Il 21 e il 22 giugno si votano i Referendum

Le attuali leggi elettorali, una per l’elezione dei deputati (Camera) e l’altra dei senatori (Senato), prevedono un sistema proporzionale (si fa il conteggio dei voti di ciascun partito o raggruppamento di partiti e liste) con premio di maggioranza (si danno più eletti a chi vince le elezioni).
Il premio di maggioranza è attribuito su base nazionale per l’elezione dei deputati alla Camera e su base regionale per l’elezione dei Senatori, il premio va alla “singola lista” o alla “coalizione di liste” che ottiene il maggior numero di voti. Il referendum vuole eliminare la possibilità alle liste di coalizzarsi per vincere e ottenere il premio. Questo meccanismo ha fatto sì che, alle elezioni del 2006 , si siano formate due grandi coalizioni con al proprio interno numerosi partiti, ognuno desideroso di apparire e di mostrare le sue idee e realizzazioni. Conseguenza: gli Italiani hanno assistito alla morte lenta della maggioranza e al supplizio quotidiano di una “alleanza” litigiosa e nemica di se stessa.
In questa situazione il referendum propone tre quesiti per il SI o per il NO dei cittadini:
Il primo quesito (scheda colore verde): elezione della Camera dei deputati. Conteggio dei voti a livello nazionale. Basta coalizioni tra liste. Il premio di maggioranza va non alla coalizione ma al singolo partito o lista più votato alla Camera dei deputati. La soglia di sbarramento è al 4% (una lista che non prende il 4% dei voti non elegge nessuno).

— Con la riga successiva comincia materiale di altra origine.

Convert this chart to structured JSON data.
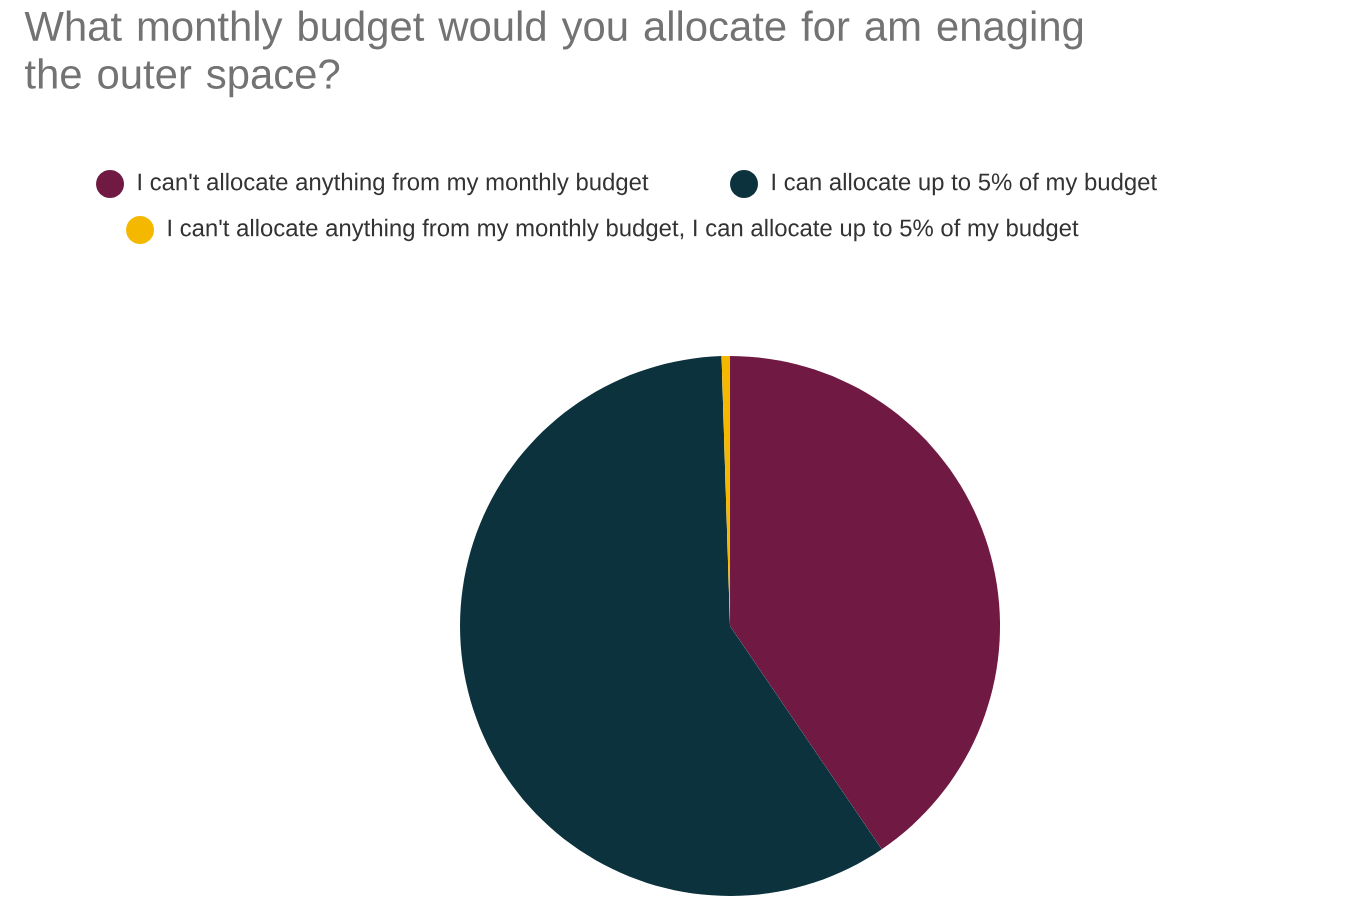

Il secondo quesito (scheda colore bianco): elezione del Senato della Repubblica: basta coalizioni tra liste. Il conteggio dei voti si effettua a livello regionale e il premio di maggioranza va non alla coalizione ma alla singola lista più votata al Senato. La soglia di sbarramento è all’8% (la lista che non raggiunge questa percentuale non elegge nessuno).
Perciò i primi due quesiti cancellano, nel caso di vittoria al referendum, il meccanismo che prevede l’attribuzione del premio di maggioranza alla coalizione che ottiene più voti per assegnarlo alla singola lista più votata. Obiettivo: impedire che si creino coalizioni a solo scopo elettorale che poi tornano a dividersi in gruppi autonomi.
Il terzo quesito (scheda colore rosso): il referendum propone l’abrogazione delle candidature multiple e della scelta da parte del capo partito eletto in più di una circoscrizione di chi andrà al Parlamento. Oggi un candidato ‘acchiappa voti’ (Berlusconi, Bossi, Di Pietro….) ha la possibilità di candidarsi in più circoscrizioni, anche in tutte. Viene eletto in più luoghi e, optando per uno dei seggi vinti, permette che il primo dei non eletti della propria lista subentri nel seggio al quale rinuncia: ha perciò il potere di decidere chi siederà o no in Parlamento, disponendo così del destino di altri candidati. Il fenomeno coinvolge circa 1/3 dei parlamentari: parlamentari per grazia ricevuta. Questa cooptazione induce ad atteggiamenti di sudditanza, squalificando la natura e la dignità della funzione parlamentare. Se l’esito del referendum sarà positivo, ogni candidato potrà candidarsi solo in una circoscrizione.
In conclusione votare Sì ai quesiti referendari non significa peggiorare una legge sbagliata, al contrario un esito positivo della consultazione obbligherebbe ad una discussione parlamentare per una nuova legge elettorale che coniughi l’esigenza della stabilità della maggioranza di governo e il diritto dei cittadini di scegliere i propri parlamentari.
IL 20 e il 21 giugno andiamo ai seggi e votiamo tre SI convinti, per cambiare una legge sbagliata.